At Camino, Strength Deployment Inventory (SDI)* is part of our shared language for how we work and collaborate. Think of SDI as a fabulous colour wheel of core work styles that maps what motivates us when things are going well, and how we adapt under pressure.
GenAI is also part of our everyday toolkit. Do those core values, the ones driving how we talk, decide, and problem-solve, also shape how we prompt, iterate and judge GenAI’s output?
We ran a pilot (N=18) to see if core work style shows up in how you use and value GenAI (GPT-4o)…turns out it does. Whether you’re people-first communicators (blue), process-driven (green), results-focused (red), balance-seeking (hub), or some mix (?!), the model reflects the priorities you bring to the keyboard.
Unsurprisingly, the colour mix tends to match the MedComms day job. Client Services is heavy on communication and momentum, Scientific Services leans into rigour with delivery pace, Design & Tech thrives on cross-functional build, and Exec/Operations brings the decisive, results-driven energy. So far so good. Well done, Camino recruitment.
Then it gets interesting. At Camino, most people are using GenAI in line with their natural strengths. People-first communicators go to it for drafting, structuring and keeping messages audience-ready, favouring longer, high context prompts. Process-driven types are quite cautious, using GenAI to systematise, verify, and deliver accuracy they can trust, iterating the least and using the shortest prompts. Results-focused styles rely on it for fast, creative momentum and frequent iteration. Likewise, hubs also use it for brainstorming and comparisons.
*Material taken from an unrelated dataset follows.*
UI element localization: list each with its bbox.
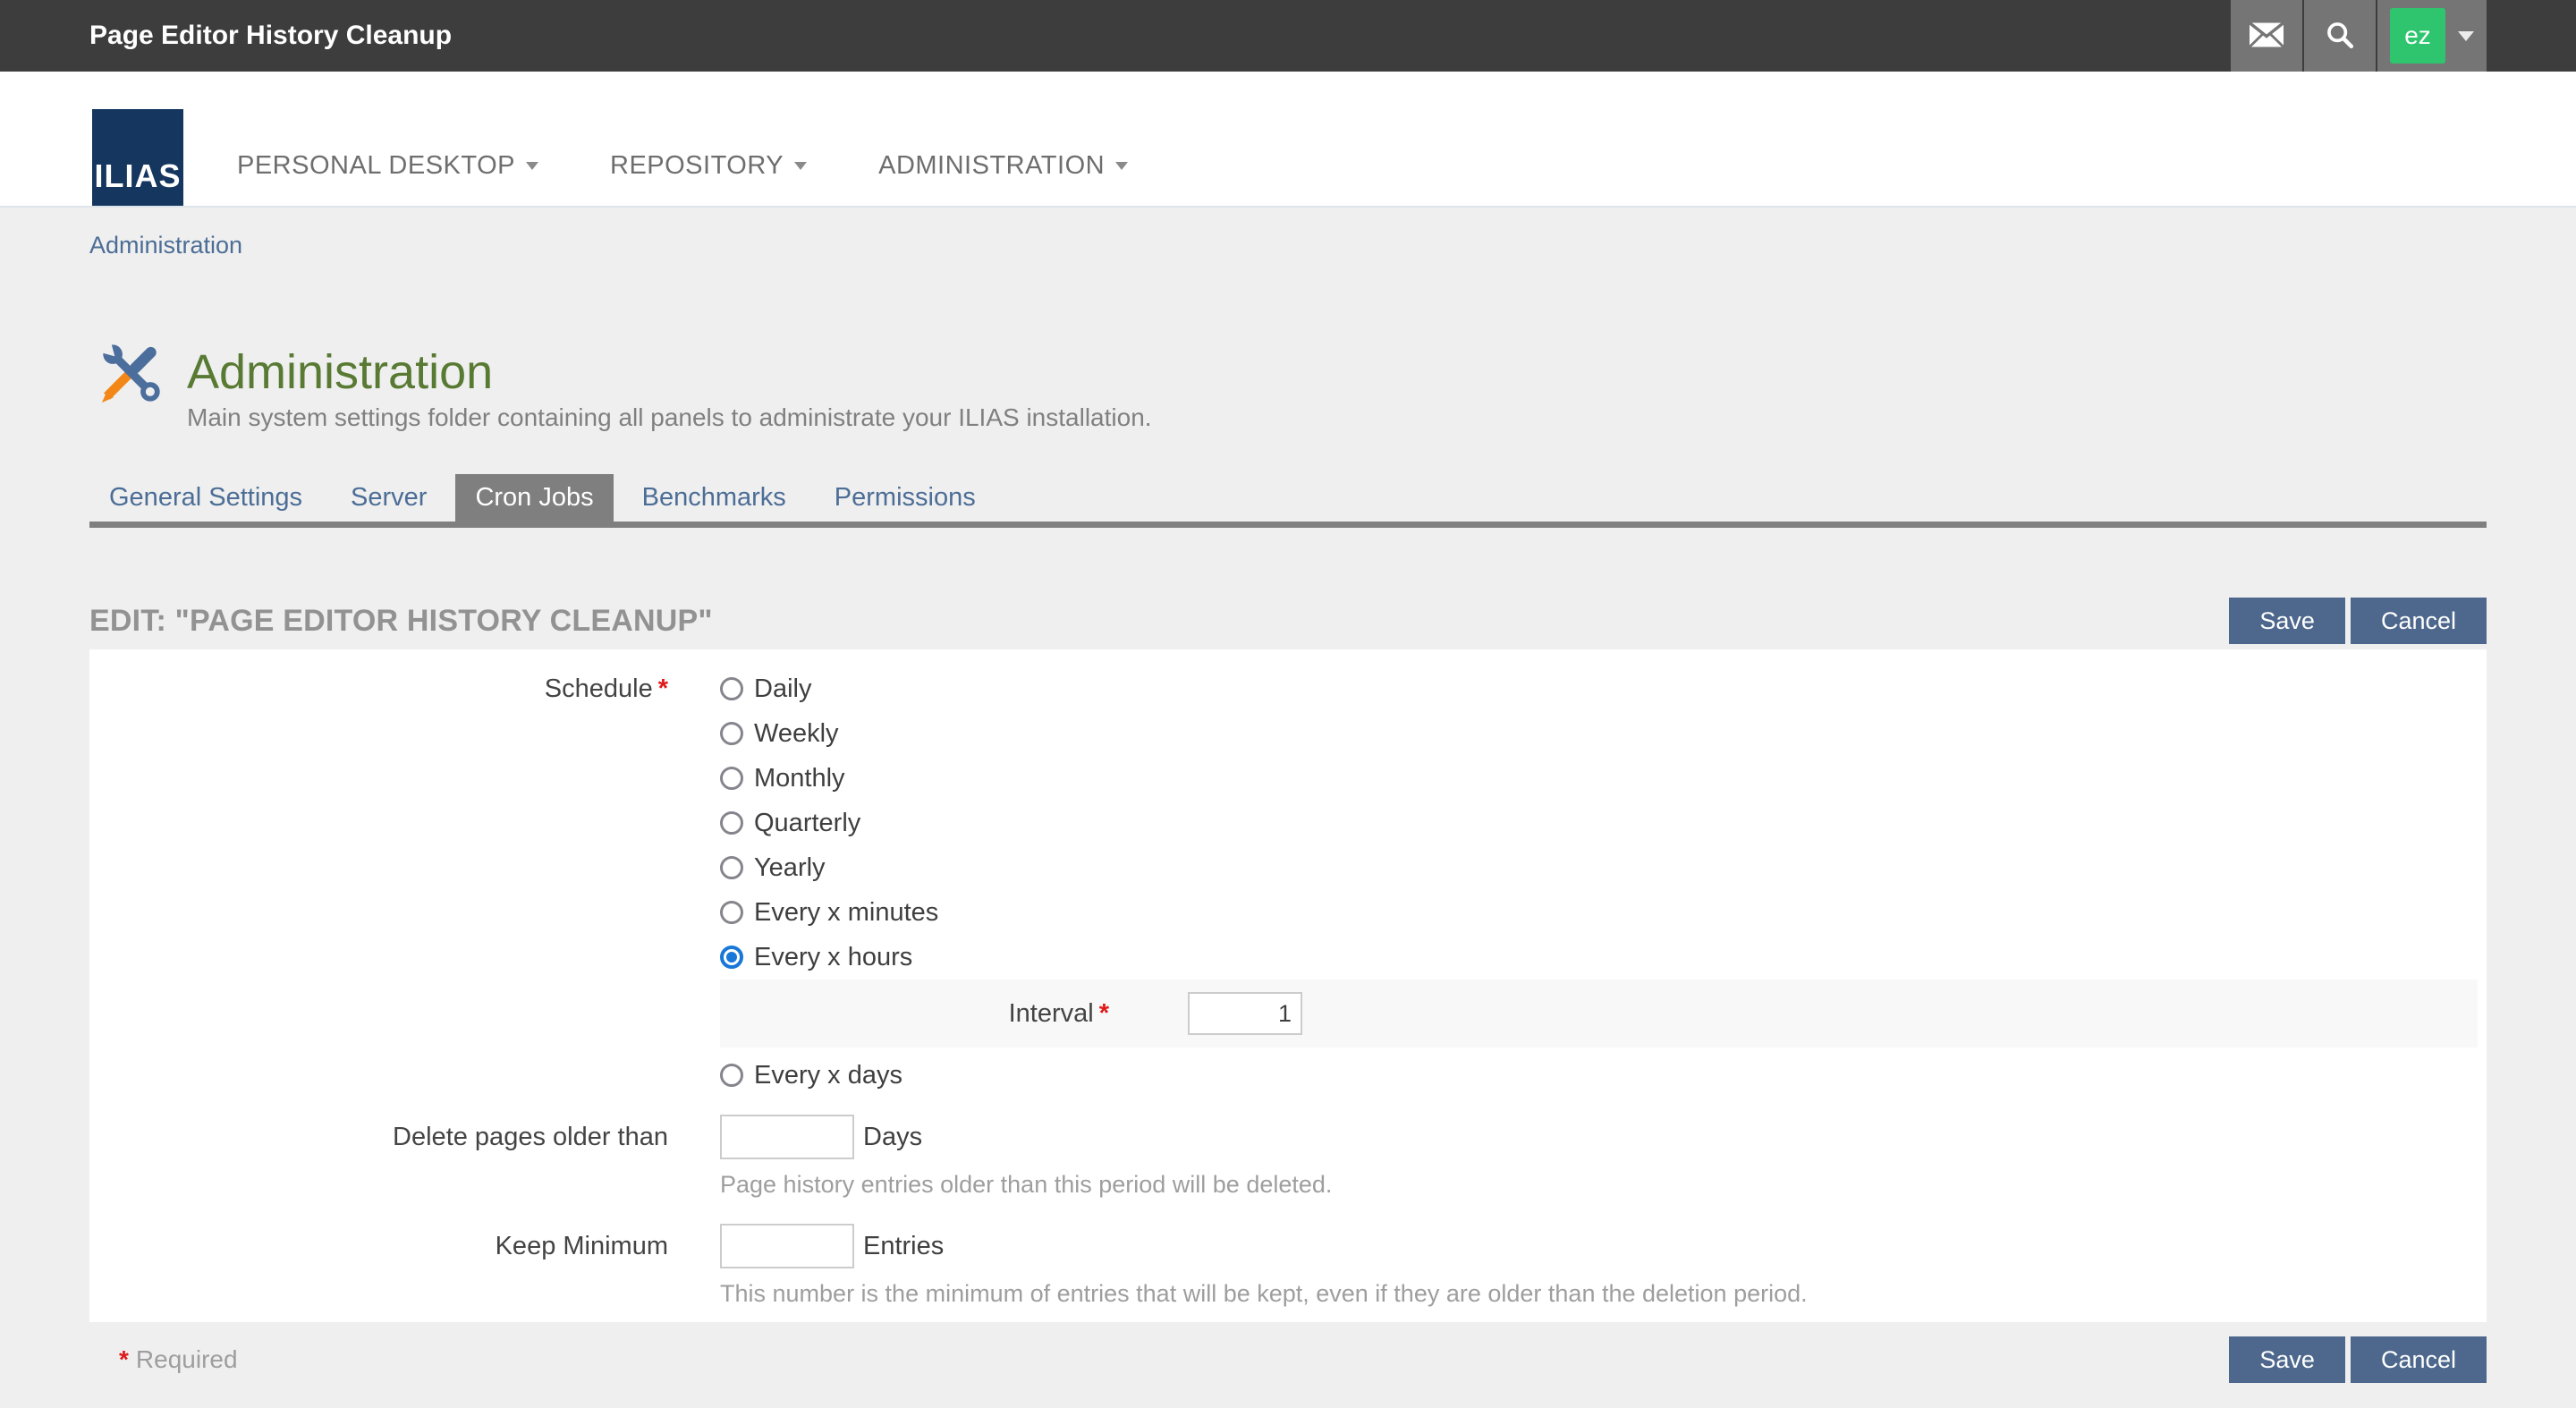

But it’s not only about leaning in. We also saw hints of people using AI to cover their blind spots. People-first communicators seeking speed and accuracy, and process-driven types valuing a mix of speed and creativity.
When we argue about the “best” way to use AI, are we debating about what we value most? People-first communicators optimise for clarity, process-driven types for correctness, results-focused for speed, and balance-seekers for alignment. No one’s wrong, we’re just optimising for different outcomes.
If we want AI to work for everyone, process and training needs to flex for those motives. For example:
At the end of the day, GenAI isn’t rewriting who we are, it seems to be reflecting it back to us. We should embrace that as a feature, not a flaw. You can choose to double down on your strengths or borrow someone else’s approach. And remember, the “best” way to use AI is the one that gets the result you need, in the time you have, for the audience you serve.
GenAI is the most agreeable collaborator you’ll ever meet.
“But isn’t this all just correlation?” we hear you ask. Yes. We did this for fun.